Digital video

Digital video is a type of video recording system that works by using a digital, rather than analog, representation of the video signal. Digital video is most often recorded on tape, then distributed on optical discs, usually DVDs. There are exceptions, such as camcorders that record directly to DVDs, and Digital8 camcorders which encode digital video on conventional analog tapes.



Video cameras come in two different image capture formats: interlaced and progressive scan. Interlaced cameras scan an image in alternating sets of lines: the odd-numbered lines are scanned at one point in time, and then the even-numbered lines are scanned one clock tick later, then the odd-numbered lines are scanned again one clock tick later, etc. The set of odd-numbered lines or the set of even-numbered lines is referred to as a field, and a consecutive pairing of two fields of opposite parity is called a frame. Similarly, the set of all lines of a progressive scan image is also called a frame. Interlaced video captures twice as many fields per second as progressive video does when both operate at the same number of frames per second. Stills from interlaced video can show some artifacts, so deinterlacing is required in those cases. Progressive scan camcorders tend to be significantly more expensive than interlaced ones with the same frame rate and number of samples per frame.

"Standard" film stocks such as 16 mm and 35 mm record at 24 frames per second. In the U.S.A. digital video films at 29.97 (actually, more precisely, 30/1.001) "frames" per second (on the NTSC system); in Europe, on the PAL system, cameras film at 25 frames per second. In these cases, the term "frames per second" is not technically correct although it is commonly used. Digital video does not have frames on a length of film; instead it scans the fields of an image, and a full scan of each of those fields is considered a "frame." For instance, the NTSC Canon XL-1 has 480 lines; a scan of first the odd, then the even lines, provides a complete frame.
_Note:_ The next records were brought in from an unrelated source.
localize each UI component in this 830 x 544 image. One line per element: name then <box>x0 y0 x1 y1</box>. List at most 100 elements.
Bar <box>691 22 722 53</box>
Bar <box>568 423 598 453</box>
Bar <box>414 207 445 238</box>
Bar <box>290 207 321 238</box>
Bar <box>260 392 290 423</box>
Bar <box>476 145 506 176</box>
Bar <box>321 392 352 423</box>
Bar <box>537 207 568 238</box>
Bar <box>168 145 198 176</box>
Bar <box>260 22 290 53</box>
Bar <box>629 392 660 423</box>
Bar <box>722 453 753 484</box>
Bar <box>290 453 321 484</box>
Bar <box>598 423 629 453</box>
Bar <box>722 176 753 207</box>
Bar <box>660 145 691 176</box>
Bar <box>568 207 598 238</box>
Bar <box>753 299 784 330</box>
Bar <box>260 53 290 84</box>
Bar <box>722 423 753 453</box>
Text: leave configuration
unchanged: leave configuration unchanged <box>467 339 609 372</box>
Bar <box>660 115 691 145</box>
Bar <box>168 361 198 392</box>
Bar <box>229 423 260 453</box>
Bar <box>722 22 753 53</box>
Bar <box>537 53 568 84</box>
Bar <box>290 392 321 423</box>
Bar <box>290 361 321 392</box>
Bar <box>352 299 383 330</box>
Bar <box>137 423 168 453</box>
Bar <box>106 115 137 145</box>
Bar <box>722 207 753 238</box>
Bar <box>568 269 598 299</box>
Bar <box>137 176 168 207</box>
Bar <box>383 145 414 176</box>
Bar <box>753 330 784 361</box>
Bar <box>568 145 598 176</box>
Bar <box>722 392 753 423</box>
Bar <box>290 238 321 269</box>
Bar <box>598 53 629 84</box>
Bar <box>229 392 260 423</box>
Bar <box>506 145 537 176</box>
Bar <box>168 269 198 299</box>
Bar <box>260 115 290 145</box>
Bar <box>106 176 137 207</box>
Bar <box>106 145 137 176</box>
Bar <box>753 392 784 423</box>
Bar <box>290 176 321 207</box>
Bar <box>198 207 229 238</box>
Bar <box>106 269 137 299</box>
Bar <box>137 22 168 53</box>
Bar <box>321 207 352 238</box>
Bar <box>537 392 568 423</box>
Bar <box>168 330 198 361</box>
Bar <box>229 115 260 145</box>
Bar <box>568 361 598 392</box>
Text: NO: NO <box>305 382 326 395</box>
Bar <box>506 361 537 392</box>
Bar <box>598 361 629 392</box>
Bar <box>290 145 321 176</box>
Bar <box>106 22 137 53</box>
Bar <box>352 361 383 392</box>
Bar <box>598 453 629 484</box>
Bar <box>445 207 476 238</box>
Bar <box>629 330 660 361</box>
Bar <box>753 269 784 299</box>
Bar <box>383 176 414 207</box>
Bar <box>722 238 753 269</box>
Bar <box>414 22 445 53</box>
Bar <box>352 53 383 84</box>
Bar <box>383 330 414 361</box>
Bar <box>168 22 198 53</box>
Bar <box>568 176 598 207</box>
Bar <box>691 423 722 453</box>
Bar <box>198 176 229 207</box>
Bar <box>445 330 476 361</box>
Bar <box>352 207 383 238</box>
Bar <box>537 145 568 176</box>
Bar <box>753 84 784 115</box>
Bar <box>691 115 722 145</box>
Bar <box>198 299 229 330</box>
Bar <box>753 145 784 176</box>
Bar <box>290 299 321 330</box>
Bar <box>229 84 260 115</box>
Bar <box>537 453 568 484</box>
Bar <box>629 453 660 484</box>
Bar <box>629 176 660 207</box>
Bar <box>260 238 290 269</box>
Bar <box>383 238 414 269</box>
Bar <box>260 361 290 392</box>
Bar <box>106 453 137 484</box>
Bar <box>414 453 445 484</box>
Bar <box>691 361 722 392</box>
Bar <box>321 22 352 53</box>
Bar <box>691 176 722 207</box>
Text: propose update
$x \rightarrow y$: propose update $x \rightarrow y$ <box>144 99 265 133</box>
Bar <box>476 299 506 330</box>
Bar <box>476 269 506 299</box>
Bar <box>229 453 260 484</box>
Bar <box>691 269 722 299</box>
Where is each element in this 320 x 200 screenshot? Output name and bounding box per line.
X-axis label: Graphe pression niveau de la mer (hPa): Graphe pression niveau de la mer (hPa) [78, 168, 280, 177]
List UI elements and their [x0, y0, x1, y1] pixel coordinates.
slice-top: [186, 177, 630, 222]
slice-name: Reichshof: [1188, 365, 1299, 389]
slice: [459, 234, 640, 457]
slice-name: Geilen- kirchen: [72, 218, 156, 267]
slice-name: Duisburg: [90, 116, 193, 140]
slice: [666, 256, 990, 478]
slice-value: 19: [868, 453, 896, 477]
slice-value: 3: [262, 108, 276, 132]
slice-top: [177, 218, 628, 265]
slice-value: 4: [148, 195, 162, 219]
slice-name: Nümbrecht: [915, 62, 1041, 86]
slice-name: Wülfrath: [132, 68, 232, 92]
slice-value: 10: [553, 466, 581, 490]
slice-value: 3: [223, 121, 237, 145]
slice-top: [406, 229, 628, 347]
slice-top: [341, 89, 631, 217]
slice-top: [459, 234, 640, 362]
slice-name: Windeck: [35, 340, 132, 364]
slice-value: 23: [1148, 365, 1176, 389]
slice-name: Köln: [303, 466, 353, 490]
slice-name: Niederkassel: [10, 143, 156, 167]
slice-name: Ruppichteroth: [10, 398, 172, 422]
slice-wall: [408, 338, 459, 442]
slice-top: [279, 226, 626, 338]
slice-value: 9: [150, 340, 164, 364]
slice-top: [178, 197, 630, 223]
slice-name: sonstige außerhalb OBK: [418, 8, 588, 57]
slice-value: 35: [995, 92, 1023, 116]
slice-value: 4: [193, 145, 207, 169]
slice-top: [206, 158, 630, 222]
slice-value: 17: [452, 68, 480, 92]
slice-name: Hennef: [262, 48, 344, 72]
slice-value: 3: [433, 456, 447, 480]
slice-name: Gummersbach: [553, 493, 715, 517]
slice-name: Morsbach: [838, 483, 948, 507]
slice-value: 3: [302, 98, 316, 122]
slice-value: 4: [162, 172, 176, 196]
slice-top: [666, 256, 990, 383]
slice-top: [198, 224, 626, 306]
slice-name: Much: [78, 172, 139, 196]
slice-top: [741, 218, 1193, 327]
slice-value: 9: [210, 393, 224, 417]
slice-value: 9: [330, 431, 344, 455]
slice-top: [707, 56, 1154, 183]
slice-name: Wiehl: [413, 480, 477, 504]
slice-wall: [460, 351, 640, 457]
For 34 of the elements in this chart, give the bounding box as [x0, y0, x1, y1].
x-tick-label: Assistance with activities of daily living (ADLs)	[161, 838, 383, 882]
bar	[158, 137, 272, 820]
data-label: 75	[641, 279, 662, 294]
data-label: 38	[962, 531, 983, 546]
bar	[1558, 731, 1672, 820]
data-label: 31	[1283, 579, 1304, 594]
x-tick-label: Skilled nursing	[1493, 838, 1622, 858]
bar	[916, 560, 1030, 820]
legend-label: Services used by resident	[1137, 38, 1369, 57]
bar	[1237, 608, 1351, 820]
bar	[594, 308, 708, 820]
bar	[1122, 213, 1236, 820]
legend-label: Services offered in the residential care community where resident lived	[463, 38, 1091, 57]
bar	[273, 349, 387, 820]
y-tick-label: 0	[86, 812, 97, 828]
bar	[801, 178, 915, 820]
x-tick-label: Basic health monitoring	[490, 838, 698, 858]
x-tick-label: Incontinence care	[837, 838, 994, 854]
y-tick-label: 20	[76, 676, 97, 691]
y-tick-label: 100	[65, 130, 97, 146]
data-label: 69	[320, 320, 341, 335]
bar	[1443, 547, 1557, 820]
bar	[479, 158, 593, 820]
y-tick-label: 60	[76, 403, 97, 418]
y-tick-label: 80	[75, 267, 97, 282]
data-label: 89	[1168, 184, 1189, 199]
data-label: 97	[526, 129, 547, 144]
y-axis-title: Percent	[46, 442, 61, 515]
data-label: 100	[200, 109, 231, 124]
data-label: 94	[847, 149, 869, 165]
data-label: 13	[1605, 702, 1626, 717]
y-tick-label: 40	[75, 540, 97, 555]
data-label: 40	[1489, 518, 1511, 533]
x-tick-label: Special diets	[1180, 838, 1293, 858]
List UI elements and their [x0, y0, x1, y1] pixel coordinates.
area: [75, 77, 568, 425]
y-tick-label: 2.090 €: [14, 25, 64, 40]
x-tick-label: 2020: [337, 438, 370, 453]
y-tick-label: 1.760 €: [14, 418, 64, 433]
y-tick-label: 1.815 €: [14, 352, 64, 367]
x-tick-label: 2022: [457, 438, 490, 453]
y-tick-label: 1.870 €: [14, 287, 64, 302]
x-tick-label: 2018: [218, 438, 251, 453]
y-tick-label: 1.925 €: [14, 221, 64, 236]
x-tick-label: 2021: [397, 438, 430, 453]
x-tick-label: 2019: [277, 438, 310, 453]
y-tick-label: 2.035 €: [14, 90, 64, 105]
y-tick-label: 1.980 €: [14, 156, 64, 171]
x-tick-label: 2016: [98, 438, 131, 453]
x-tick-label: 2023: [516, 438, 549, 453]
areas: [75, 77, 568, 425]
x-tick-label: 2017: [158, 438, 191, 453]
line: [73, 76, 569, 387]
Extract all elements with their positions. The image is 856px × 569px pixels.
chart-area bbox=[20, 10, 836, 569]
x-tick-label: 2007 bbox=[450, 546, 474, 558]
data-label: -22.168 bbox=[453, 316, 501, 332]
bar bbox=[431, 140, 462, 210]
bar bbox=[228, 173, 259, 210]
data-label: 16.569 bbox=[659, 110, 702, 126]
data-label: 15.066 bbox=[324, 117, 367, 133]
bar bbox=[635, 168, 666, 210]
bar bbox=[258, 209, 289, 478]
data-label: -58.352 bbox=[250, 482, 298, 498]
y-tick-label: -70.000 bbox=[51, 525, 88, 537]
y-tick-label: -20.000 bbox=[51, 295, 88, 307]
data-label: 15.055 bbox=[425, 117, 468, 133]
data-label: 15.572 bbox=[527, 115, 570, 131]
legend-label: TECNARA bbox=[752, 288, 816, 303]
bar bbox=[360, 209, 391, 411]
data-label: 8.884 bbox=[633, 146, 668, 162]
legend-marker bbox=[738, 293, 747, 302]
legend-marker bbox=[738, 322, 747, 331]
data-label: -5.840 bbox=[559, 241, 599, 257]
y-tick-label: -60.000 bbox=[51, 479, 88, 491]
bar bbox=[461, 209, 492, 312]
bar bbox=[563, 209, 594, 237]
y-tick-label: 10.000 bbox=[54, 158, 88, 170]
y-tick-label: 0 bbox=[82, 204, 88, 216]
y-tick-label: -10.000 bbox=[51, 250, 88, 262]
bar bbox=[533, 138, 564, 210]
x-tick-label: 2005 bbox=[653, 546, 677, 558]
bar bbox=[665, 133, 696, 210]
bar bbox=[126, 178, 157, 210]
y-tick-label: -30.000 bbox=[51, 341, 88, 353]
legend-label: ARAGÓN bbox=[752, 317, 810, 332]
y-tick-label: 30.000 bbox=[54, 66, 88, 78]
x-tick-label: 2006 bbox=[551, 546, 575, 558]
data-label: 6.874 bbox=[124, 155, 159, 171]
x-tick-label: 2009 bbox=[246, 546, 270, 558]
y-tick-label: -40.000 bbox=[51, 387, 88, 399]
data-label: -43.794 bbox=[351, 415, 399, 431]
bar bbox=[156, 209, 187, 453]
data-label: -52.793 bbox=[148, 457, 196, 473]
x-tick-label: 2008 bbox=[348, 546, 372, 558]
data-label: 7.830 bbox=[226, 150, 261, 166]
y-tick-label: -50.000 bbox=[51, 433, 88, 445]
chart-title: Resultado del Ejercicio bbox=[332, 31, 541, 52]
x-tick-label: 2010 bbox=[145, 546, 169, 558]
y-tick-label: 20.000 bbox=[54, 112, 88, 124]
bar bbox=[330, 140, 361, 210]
The odd lines or the even lines taken alone, are called a field. The camera completes this process of scanning each field 29.97 times each second. The result of this is a temporal resolution of 60 (59.94) images per second. Each "frame" actually contains two images separated in time by approx 1/60 s.

Provided that the video is retained in the same format (not "recompressed", as often occurs when video is edited for distribution, or compressed with special "lossless" codecs), digital video is a "lossless" format. That is, unlike analog sources, copies can themselves be copied without degradation in quality; a 256th generation copy will be as clear as the original 1st generation footage provided that no frames have been dropped. On some capture cards or on some slower computers, the information being streamed in as the tape is rolling is coming in too fast for the computer to process, and the computer may drop a few frames. In this case the viewer typically will not notice anything visually, but the audio may "click" or "pop" briefly (for 1/30th of a second) which, oddly enough, typically will be noticed, especially in music. For this reason, it is important to process the video on equipment which can handle it.

Digital video can be processed on an NLE, or non-linear editing station, a device built exclusively to edit video and audio. These frequently can import from analog as well as digital sources, but are not intended to do anything other than edit videos. Digital video can also be edited on a personal computer which has the proper hardware (an IEEE 1394 (Firewire) card and a fairly fast processor, as well as abundant disk space) and software (Avid, Adobe Premiere, Final Cut Pro, iMovie, MGI Videowave, Video Toaster, etc.) Using a NLE station, digital video can be manipulated to follow an order, or sequence, of video clips. 98% of feature films, television shows, and commercials are edited digitally with Avid's hardware and software.

Digital video has significantly lower cost than 35 mm film, as the tapes can be viewed on location without processing, and can be reused on the spot. For instance, a take of a scene in 35 mm would require the full attention of at least the cinematographer and director, and if both of them were happy with the take it would be sent to print. But if there is a problem that they did not notice, the print of that take is useless, as the film stock cannot be reused. Digital video is a favorite of Independent film, as the cost is much lower. For instance, the cost of the total film stock for a feature film may easily be in the tens of thousands of dollars when using 35 mm, but could be as low as a few hundred dollars for digital video, even if the crew does not reuse any tapes. Digital video is also faster to work with in filming, as the results of a take can be viewed instantaneously. For this reason, George Lucas has been using digital film in filming the Star Wars sequels, with digital video assist.

Digital video is used outside movie making. In particular, digital television (including higher quality HDTV) started to spread in most developed countries in early 2000s. Digital video is also used in modern mobile phones and video conferencing systems. Digital video is also used for Internet distribution of media, including streaming video and peer-to-peer movie distribution.

There are many formats for digital video encoding and file containters supporting different levels of quality, resolution color depth and feature sets.

As of 2005, the highest resolution demonstrated for digital video generation is 33 megapixels (7680 x 4320) at 60 frames per second ("UHDV"), though this has only been demonstrated in special laboratory settings [1] ( The highest speed is attained in industrial and scientific high-speed cameras that are capable of filming 1024x1024 video at up to 1 mln frames per second (for very short time, obviously).